Wednesday, April 25, 2012


I talk a lot about my daughter having had GERD (Gastroesophageal Reflux Disease), but I've never done a post explaining what this term is all about.

Simply put, reflux is when our stomach contents backwash into our esophagus. This happens to many people, child or adult, and can either be symptom-free or associated with a host of problems (pain, burning, breathing difficulties, weight loss etc) Reflux becomes a disease when the episodes cause some sort of problem or condition.

Most babies have reflux, given that their digestive system is still developing. Spit-up can be occasional, or quite frequent. Parents of children who frequently spit-up know that it's an inconvenience and can result in a lot of laundry! But beyond this, the lives of the child and/or parents are not negatively affected.

Reflux can become an illness or condition when it is excessive, and linked to some symptoms. It becomes a disease when the symptoms are severe, and sometimes in very young children, life-threatening.

No one can really say whether my daughter had an "illness" or "disease," but labeling it GERD just helped me to put things into context. Suffice it to say, our lives were thrown for a loop for many months, as we struggled to figure out what was wrong with our little baby.

The symptoms of GERD vary from baby to baby, so I can only speak from personal experience. Before we got a true diagnosis (although it was still a bit of a guessing game), some of the things we noticed were:

  • Constant crying, especially after breastfeeding and at night
  • Fussiness at the breast
  • Coughing or choking when lying on her back
  • Excessive spit-up 
  • Inability to sleep, unless in an upright position
These symptoms began slowly, and we started noticing them around 3 weeks of age. At first we assumed we just had a colicky baby, but everything came to a head around 4 months of age (when colic has normally already disappeared). 

We made several trips to our family doctor, who at first, just waved it off as colic or "normal" baby behaviour. However, most people who spent the night with us knew that A was not "normal." The crying was intense and high-pitched, and I instinctively knew that she was in pain.

After my own Googling and searching around, I began to suspect that A was suffering from a mild form of GERD. She was still gaining weight (phew), but we could no longer cope with the crying and night-waking (which occurred every 30-45min). Once I became more specific in describing the symptoms A seemed to be experiencing, my doctor agreed with my suspicions. She prescribed Ranitidine (Zantac), a strong medication used by adults to help with the painful symptoms of reflux.

Immediately after the first dose, we suddenly had a smiling and giggling 4 month old on our hands. The transformation was a 180, and we knew for certain that she had been in a lot of pain.

Unfortunately, the medications used for reflux are not long-lasting, and come with a host of side effects. The Ranitidine worked on occasion, but A's body seemed to get used to it after a while, and it no longer had any effect. As well, it caused rashes, dry skin and constipation. After a trip to CHEO and a visit with a pediatrician, we switched to an even stronger medication (Prevacid). I was extremely nervous using this medication, as it had not been approved for use in infants. We continued to use it occasionally when things were really bad, but again, the side effects seemed worse that just dealing with the symptoms, so we eventually stopped.

Around 8 months of age, we did begin to see some improvement, and by 1 year, the reflux was gone (at least visibly). A continued to have digestive problems for another 6 months or so, until finally, we were able to say we were GERD-free.

The toll that this took on our family life was significant, and for a long time, we didn't want to have any more children, for fear that we would breed another GERD-ling. However, here we are again, praying that this little girl/guy may be blessed with a stronger digestive system. We feel confident that if this happened again, we at least have the tools and knowledge to deal with it. 

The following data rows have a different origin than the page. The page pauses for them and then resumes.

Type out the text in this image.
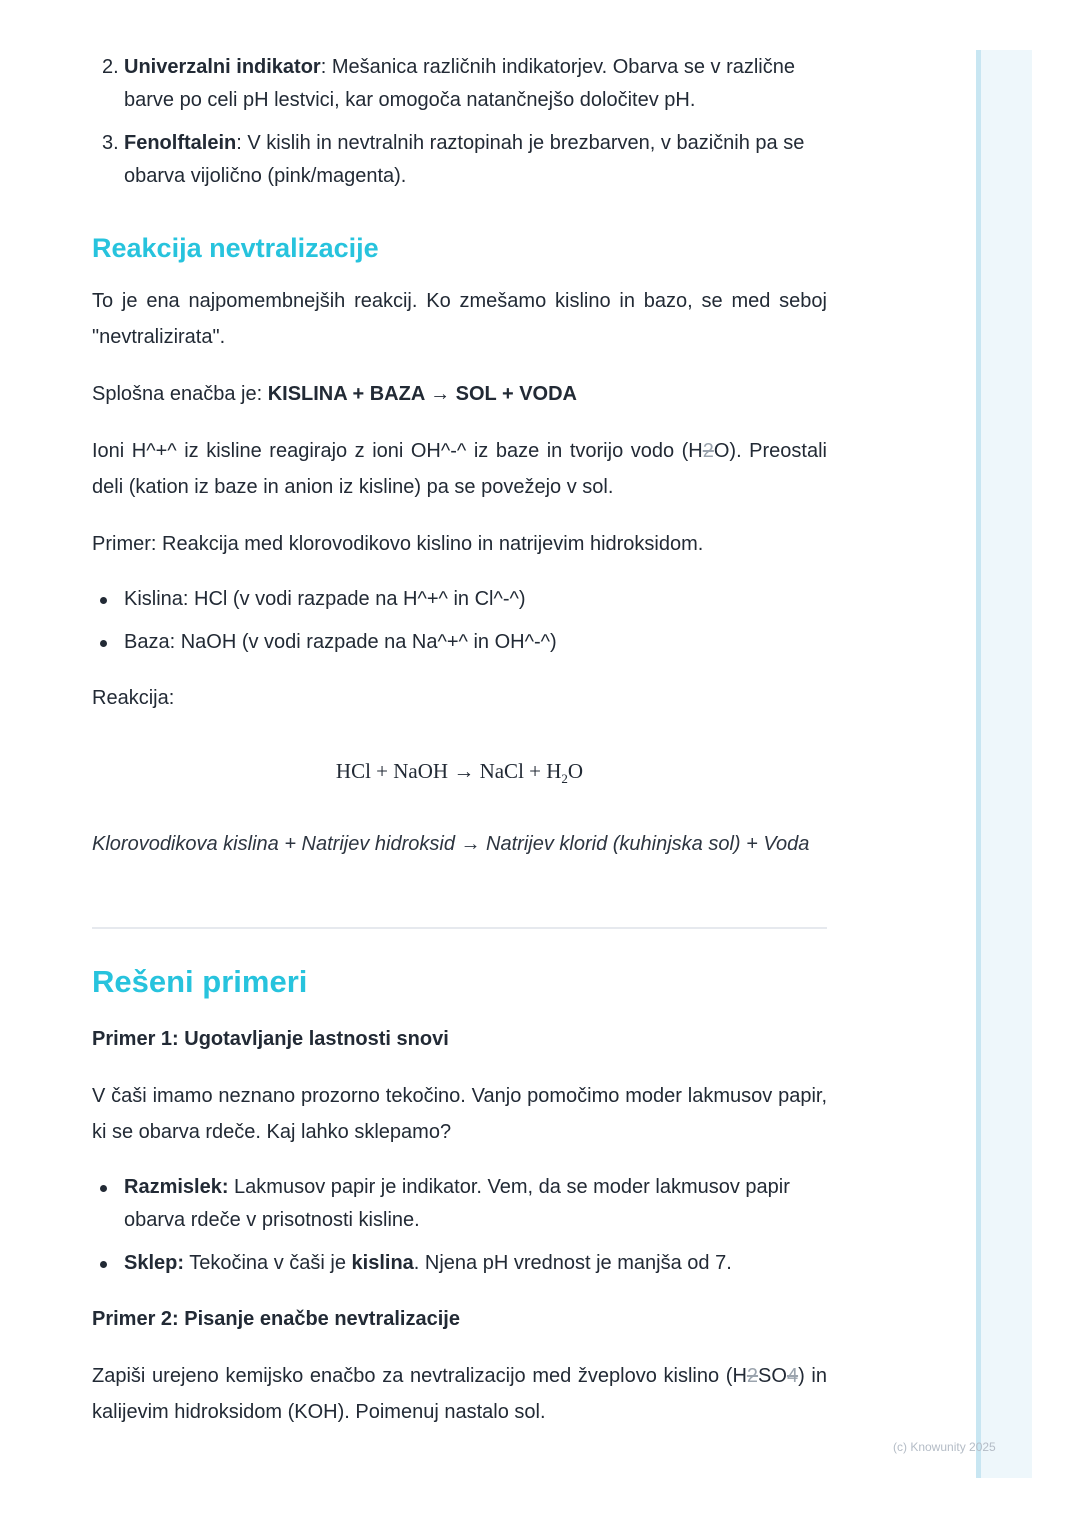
2. Univerzalni indikator: Mešanica različnih indikatorjev. Obarva se v različne barve po celi pH lestvici, kar omogoča natančnejšo določitev pH.
3. Fenolftalein: V kislih in nevtralnih raztopinah je brezbarven, v bazičnih pa se obarva vijolično (pink/magenta).
Reakcija nevtralizacije

To je ena najpomembnejših reakcij. Ko zmešamo kislino in bazo, se med seboj "nevtralizirata".

Splošna enačba je: KISLINA + BAZA → SOL + VODA

Ioni H^+^ iz kisline reagirajo z ioni OH^-^ iz baze in tvorijo vodo (H2O). Preostali deli (kation iz baze in anion iz kisline) pa se povežejo v sol.

Primer: Reakcija med klorovodikovo kislino in natrijevim hidroksidom.

Kislina: HCl (v vodi razpade na H^+^ in Cl^-^)
Baza: NaOH (v vodi razpade na Na^+^ in OH^-^)

Reakcija:

HCl + NaOH → NaCl + $H_2O$

Klorovodikova kislina + Natrijev hidroksid → Natrijev klorid (kuhinjska sol) + Voda

Rešeni primeri
Primer 1: Ugotavljanje lastnosti snovi

V čaši imamo neznano prozorno tekočino. Vanjo pomočimo moder lakmusov papir, ki se obarva rdeče. Kaj lahko sklepamo?

Razmislek: Lakmusov papir je indikator. Vem, da se moder lakmusov papir obarva rdeče v prisotnosti kisline.
Sklep: Tekočina v čaši je kislina. Njena pH vrednost je manjša od 7.
Primer 2: Pisanje enačbe nevtralizacije

Zapiši urejeno kemijsko enačbo za nevtralizacijo med žveplovo kislino (H2SO4) in kalijevim hidroksidom (KOH). Poimenuj nastalo sol.

(c) Knowunity 2025
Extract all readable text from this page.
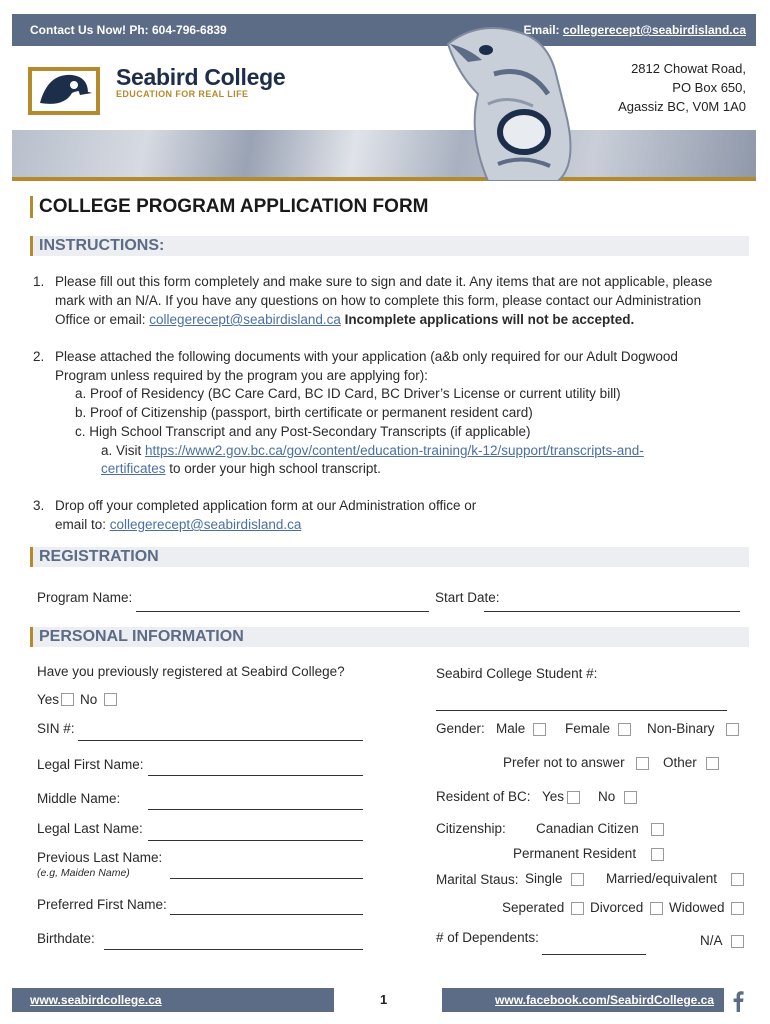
Contact Us Now! Ph: 604-796-6839	Email: collegerecept@seabirdisland.ca
Seabird College
EDUCATION FOR REAL LIFE
2812 Chowat Road,
PO Box 650,
Agassiz BC, V0M 1A0
COLLEGE PROGRAM APPLICATION FORM
INSTRUCTIONS:
1. Please fill out this form completely and make sure to sign and date it. Any items that are not applicable, please
mark with an N/A. If you have any questions on how to complete this form, please contact our Administration
Office or email: collegerecept@seabirdisland.ca Incomplete applications will not be accepted.
2. Please attached the following documents with your application (a&b only required for our Adult Dogwood
Program unless required by the program you are applying for):
a. Proof of Residency (BC Care Card, BC ID Card, BC Driver’s License or current utility bill)
b. Proof of Citizenship (passport, birth certificate or permanent resident card)
c. High School Transcript and any Post-Secondary Transcripts (if applicable)
a. Visit https://www2.gov.bc.ca/gov/content/education-training/k-12/support/transcripts-and-
certificates to order your high school transcript.
3. Drop off your completed application form at our Administration office or
email to: collegerecept@seabirdisland.ca
REGISTRATION
Program Name:	Start Date:
PERSONAL INFORMATION
Have you previously registered at Seabird College?
Yes No
Seabird College Student #:
SIN #:	Gender: Male	Female	Non-Binary
Legal First Name:	Prefer not to answer	Other
Middle Name:	Resident of BC: Yes	No
Legal Last Name:	Citizenship: Canadian Citizen
Permanent Resident
Previous Last Name:
(e.g, Maiden Name)	Marital Staus: Single	Married/equivalent
Preferred First Name:	Seperated Divorced Widowed
Birthdate:	# of Dependents:	N/A
www.seabirdcollege.ca	1	www.facebook.com/SeabirdCollege.ca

To help other parents out there who are struggling with this problem, here are some tips and other pieces of information I learned along the way:

1) If you suspect something is wrong with your child (even if it's just colic), keep a very detailed record of symptoms. Record exactly when crying starts and stops, and whether it's associated with feeds or not. Also mark down any other things you notice to be "off." This can be very useful for family doctors, who otherwise might discount things as run-of-the-mill.

2) Seek help and support. I found this forum to be really helpful, and purchased this book to read. I also poured over all of Dr. Sears' books, especially the one on "fussy babies." You may also need extra help around the house from in-laws, friends or even hired help.

3) Cry-it-out techniques and sleep training do not work for babies with reflux, and your child's pain should never be ignored. If you feel in danger of harming your baby because of excessive crying, lay her down in her crib, leave the room and call for some help. Scream, yell, kick things - do whatever you need to do to get your frustration out. Just don't take it out on your baby.

4) Some babies with reflux disease sleep fine. The majority do not, because lying on one's back can exacerbate the symptoms. You may need to consider alternatives, such as wedges or even propped up mattresses. Although safety should be foremost in your mind, if you listened to all the "experts" out there on "back-to-sleep", you would be dealing with a screaming infant all night long. I broke every rule in the book, and I'm proud to say that it worked for me. I even learned how to sleep upright, with my baby on my chest, propped up with a million pillows. Desperate times call for desperate measures.

5) Most doctors will tell you that breastfeeding is the problem - whether it's just the myth of breast milk as "bad" or because your child may have genuine allergies (which you are passing through the milk). If you hope to breastfeed, I strongly, strongly advise you to seek help from a Certified Lactation Consultant. It would be extremely rare that formula would ever be better than breast milk. Out of desperation, we tried formula twice, and endured the worst crying episodes we had ever seen in our child. I quickly went back to breastfeeding, and tried to eliminate some of the major culprits out of my diet (dairy and soy).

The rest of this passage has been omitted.